Remember on Saturday, when I talked about all the things I was going to get done this week? I have not done ANY more of it than I had last time I posted. Plus, one of my little mattress fixes came undone. Sigh. It seems that just the regular daily stuff plus 9 hours at work is all this little Mama can handle.
I guess there was Tuesday... Kouros woke me up twice in the night, vomiting up his food. I had also found a bolt lodged in my tire on my way home from yoga Monday night (too late to do anything about it that day). So Tuesday morning, on the way to work to quick tell my coworker that I was running to the mechanic, the clicking of the bolt on the pavement stopped... and the tire was flat a block later when I pulled into work. Fortunately, the lovely mechanic came, plugged the hole and made everything all better for about what I'd have to spend to get free Amazon shipping. Kouros got in to see the vet Tuesday after work (he was still leaving piles of regurgitated food when I got home) and it turns out all he needed was some hairball treatment. All's well that ends well. It was more than the daily grind, but none of it was stuff I could cross off my little list.
The things I have been doing, like cooking for myself, keeping the house clean, taking care of my kitty, have been good. I can feel good knowing that my priorities are in order. I know I need to find a job in MN if I want to move. I know I need to get rid of some of the crap in our house so that we don't have to move it across the country again. I know I need to get the set sketches done for our summer musical. I've been an all-nighter, push myself to the limit kind of woman in my past, but right now, it just can't be that way. I'm not going to risk my or my child's health for a job, a theatre group or anything else.

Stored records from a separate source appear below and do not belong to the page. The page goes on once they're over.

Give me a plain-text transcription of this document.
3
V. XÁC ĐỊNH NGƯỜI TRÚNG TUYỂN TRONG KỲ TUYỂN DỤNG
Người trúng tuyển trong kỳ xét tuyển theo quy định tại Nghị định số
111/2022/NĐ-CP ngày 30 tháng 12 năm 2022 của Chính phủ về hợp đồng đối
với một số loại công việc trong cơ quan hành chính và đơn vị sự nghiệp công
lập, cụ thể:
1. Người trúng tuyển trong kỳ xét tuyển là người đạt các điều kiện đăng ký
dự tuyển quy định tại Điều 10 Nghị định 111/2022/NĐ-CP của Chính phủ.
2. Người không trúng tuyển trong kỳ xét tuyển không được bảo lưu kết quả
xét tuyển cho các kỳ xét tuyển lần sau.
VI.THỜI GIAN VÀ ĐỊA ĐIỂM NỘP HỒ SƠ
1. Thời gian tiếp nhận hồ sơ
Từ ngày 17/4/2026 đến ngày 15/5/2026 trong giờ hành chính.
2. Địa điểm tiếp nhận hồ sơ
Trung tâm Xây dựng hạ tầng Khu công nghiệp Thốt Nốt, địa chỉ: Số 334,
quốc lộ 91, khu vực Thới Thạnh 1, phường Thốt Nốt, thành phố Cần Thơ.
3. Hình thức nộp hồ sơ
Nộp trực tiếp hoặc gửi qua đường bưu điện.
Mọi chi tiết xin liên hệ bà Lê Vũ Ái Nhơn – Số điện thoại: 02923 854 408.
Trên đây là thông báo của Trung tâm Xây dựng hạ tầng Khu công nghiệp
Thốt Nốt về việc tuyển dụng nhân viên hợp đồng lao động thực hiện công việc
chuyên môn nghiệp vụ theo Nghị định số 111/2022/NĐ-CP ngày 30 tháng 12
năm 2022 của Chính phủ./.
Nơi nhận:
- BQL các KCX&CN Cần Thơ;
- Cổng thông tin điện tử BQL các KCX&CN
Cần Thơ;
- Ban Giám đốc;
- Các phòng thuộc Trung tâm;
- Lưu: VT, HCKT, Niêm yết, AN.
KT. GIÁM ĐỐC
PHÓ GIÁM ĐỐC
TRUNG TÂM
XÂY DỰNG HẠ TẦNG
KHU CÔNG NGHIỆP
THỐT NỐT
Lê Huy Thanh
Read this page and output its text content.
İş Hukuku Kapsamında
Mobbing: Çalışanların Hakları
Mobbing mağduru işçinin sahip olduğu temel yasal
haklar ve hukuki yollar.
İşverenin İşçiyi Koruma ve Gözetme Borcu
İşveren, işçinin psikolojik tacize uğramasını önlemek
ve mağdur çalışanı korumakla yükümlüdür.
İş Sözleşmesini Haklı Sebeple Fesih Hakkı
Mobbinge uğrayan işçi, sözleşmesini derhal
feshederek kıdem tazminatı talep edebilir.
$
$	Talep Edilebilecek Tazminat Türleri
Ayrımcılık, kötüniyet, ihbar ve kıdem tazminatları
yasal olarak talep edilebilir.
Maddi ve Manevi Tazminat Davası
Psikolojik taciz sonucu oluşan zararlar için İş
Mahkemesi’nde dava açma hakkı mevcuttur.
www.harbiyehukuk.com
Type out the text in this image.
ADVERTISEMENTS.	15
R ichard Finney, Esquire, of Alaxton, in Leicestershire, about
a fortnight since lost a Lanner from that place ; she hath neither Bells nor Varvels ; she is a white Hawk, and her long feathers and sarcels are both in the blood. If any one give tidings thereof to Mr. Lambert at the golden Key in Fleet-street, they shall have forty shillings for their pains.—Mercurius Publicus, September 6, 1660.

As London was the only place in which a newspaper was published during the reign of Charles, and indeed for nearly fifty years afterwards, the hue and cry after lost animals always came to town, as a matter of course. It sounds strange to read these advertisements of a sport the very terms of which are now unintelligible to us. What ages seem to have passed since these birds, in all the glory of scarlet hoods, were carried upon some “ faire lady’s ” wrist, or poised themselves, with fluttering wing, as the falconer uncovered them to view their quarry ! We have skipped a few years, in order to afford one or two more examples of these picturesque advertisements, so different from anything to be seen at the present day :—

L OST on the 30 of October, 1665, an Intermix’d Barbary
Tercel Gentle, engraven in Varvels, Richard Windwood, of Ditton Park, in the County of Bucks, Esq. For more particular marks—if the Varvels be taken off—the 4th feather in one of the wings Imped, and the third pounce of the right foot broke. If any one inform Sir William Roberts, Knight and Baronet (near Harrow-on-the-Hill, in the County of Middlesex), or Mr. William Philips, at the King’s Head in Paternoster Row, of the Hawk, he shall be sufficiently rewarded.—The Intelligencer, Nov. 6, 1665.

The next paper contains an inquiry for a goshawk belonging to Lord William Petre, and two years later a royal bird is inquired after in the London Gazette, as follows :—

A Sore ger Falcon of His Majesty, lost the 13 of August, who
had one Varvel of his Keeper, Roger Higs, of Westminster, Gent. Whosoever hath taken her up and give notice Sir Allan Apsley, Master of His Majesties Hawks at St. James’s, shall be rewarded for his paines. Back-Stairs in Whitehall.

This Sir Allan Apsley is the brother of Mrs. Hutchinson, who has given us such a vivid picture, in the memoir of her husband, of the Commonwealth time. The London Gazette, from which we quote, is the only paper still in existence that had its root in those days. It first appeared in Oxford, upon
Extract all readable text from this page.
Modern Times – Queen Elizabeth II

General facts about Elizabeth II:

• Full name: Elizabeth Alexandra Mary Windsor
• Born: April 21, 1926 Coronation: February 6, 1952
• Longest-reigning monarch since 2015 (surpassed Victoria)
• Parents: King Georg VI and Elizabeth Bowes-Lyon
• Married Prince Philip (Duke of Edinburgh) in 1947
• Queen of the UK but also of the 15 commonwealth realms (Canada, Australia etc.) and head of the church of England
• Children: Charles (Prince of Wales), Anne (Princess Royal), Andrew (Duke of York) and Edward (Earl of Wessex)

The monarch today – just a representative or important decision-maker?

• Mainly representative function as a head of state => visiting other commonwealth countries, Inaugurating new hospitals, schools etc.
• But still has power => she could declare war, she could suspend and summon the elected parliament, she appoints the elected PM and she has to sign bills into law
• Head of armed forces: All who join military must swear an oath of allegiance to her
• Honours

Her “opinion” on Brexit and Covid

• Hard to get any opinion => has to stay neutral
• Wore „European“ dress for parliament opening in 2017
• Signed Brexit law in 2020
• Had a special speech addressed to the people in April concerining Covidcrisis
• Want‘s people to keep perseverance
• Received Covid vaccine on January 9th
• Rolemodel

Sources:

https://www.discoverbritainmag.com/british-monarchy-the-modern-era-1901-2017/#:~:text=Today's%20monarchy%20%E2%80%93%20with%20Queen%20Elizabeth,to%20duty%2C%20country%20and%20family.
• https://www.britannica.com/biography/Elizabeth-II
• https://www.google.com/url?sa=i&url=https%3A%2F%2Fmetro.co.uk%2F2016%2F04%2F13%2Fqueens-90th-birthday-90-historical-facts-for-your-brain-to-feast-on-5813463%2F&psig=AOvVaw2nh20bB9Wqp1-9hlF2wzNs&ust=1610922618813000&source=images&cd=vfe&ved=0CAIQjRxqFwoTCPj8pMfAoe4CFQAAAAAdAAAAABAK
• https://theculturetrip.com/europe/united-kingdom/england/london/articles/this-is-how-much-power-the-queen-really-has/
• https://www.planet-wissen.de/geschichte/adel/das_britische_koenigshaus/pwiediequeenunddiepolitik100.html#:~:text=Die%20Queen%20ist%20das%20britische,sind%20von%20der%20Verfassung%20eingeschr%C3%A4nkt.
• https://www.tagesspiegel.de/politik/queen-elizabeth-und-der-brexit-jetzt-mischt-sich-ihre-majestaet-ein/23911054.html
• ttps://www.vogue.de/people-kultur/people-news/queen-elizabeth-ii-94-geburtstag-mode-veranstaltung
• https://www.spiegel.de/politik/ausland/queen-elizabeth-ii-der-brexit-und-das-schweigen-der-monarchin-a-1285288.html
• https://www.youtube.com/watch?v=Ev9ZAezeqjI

It's hard for me to realize that I can't do everything all the time. I may love the goal of simplifying, may find solace in things like yoga and meditation, but I still have that bit of myself that wants to go full speed all the time and rack up a dizzying list of accomplishments while having the clarity of a simple lifestyle. I may never lose that desire, but I've found that some of the limitations pregnancy has placed on me have been good for me. I'm so fortunate to have the luxury of being able to slow down some during this time; I don't have to work two jobs, and I don't have ailing relatives or small children who need constant care. I can whittle down the demands on my time without dire consequences. Perhaps this week hasn't been the loss I was originally thinking it was.